In 2010 Tim spent two weeks in Venezuela, filming rallies organized by students who didn’t quite live up to Alejandra’s billing. One lesson his friend Aengus had taught him early on was that a documentary filmmaker’s best friend was a bullshit detector, and most of these well-off kids weren’t passing the smell test. They were great at organizing rallies, but all it took was a glimpse of the chaotic shantytowns that dotted the outskirts of Caracas to see there was more to this story.
At a protest outside the Ecuadorian embassy, Tim met a local legend named Humberto Lopez who called himself Che and resembled the real Che Guevara to an astonishing degree. Che offered to take Tim for a walk through 23 de Enero, the most notorious barrio in Caracas and Chávez’s spiritual base. The moment Tim walked into the hillside shantytown built on the ruins of a public housing project, he felt the jolt of inspiration. This was a place where Chávez was considered a god—a point driven home by a massive Last Supper mural with Hugo sitting alongside Jesus—but whose inhabitants were living in squalor. How was that possible?

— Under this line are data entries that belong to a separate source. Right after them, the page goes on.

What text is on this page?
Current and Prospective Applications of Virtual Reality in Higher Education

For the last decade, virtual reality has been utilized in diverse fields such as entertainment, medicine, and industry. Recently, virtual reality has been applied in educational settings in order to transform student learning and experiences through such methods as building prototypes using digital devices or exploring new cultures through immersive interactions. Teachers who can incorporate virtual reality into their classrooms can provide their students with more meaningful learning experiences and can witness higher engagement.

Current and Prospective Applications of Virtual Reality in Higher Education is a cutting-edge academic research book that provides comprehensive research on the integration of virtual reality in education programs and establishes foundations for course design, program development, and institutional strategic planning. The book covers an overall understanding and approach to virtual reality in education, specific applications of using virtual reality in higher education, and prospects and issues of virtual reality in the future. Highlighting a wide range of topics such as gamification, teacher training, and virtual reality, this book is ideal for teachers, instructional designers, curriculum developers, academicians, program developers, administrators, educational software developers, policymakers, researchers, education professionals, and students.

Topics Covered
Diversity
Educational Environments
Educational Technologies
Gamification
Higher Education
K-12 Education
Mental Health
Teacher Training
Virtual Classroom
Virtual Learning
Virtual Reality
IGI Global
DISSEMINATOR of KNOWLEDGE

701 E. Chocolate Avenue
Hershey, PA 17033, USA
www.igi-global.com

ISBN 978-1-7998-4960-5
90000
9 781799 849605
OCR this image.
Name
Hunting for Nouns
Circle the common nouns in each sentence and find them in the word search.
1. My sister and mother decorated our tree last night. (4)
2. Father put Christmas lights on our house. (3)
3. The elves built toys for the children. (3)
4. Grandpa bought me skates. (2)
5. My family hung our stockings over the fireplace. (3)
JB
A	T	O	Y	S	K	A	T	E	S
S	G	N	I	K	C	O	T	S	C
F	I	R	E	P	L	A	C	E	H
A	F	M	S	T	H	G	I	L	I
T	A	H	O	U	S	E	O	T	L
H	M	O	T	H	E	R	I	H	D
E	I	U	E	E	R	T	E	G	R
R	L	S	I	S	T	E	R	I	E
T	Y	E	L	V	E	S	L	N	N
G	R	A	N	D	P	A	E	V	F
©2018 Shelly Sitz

Tim realized that in order to make the film he wanted, he would have to go into the heart of darkness, into the barrios. That the disenfranchised could be so in awe of a leader as to make him a deity—there was the story. Tim knew he’d need a dramatic event to frame his narrative. It took two years to materialize. In September 2012, nine months after I’d met him, he was back in L.A. when he got a call from his friend Ricardo Korda in Caracas. The presidential election was a month away, and Chávez’s opponent, Henrique Capriles Radonski, was gathering steam. Chávez was politically vulnerable and suffering from a dangerous cancer, and everyone knew it. The Caracas streets buzzed with demonstrations and the occasional violent exchange between Chavistas and the opposition. Civil war was on the table.
“If you want to make this film, you need to come down here right now,” said Korda, who eventually became a co-producer on the project. “You’re never going to have another chance to do something like this. Everything is on the verge of falling apart.”
Tim grabbed his equipment and took the first flight out of L.A.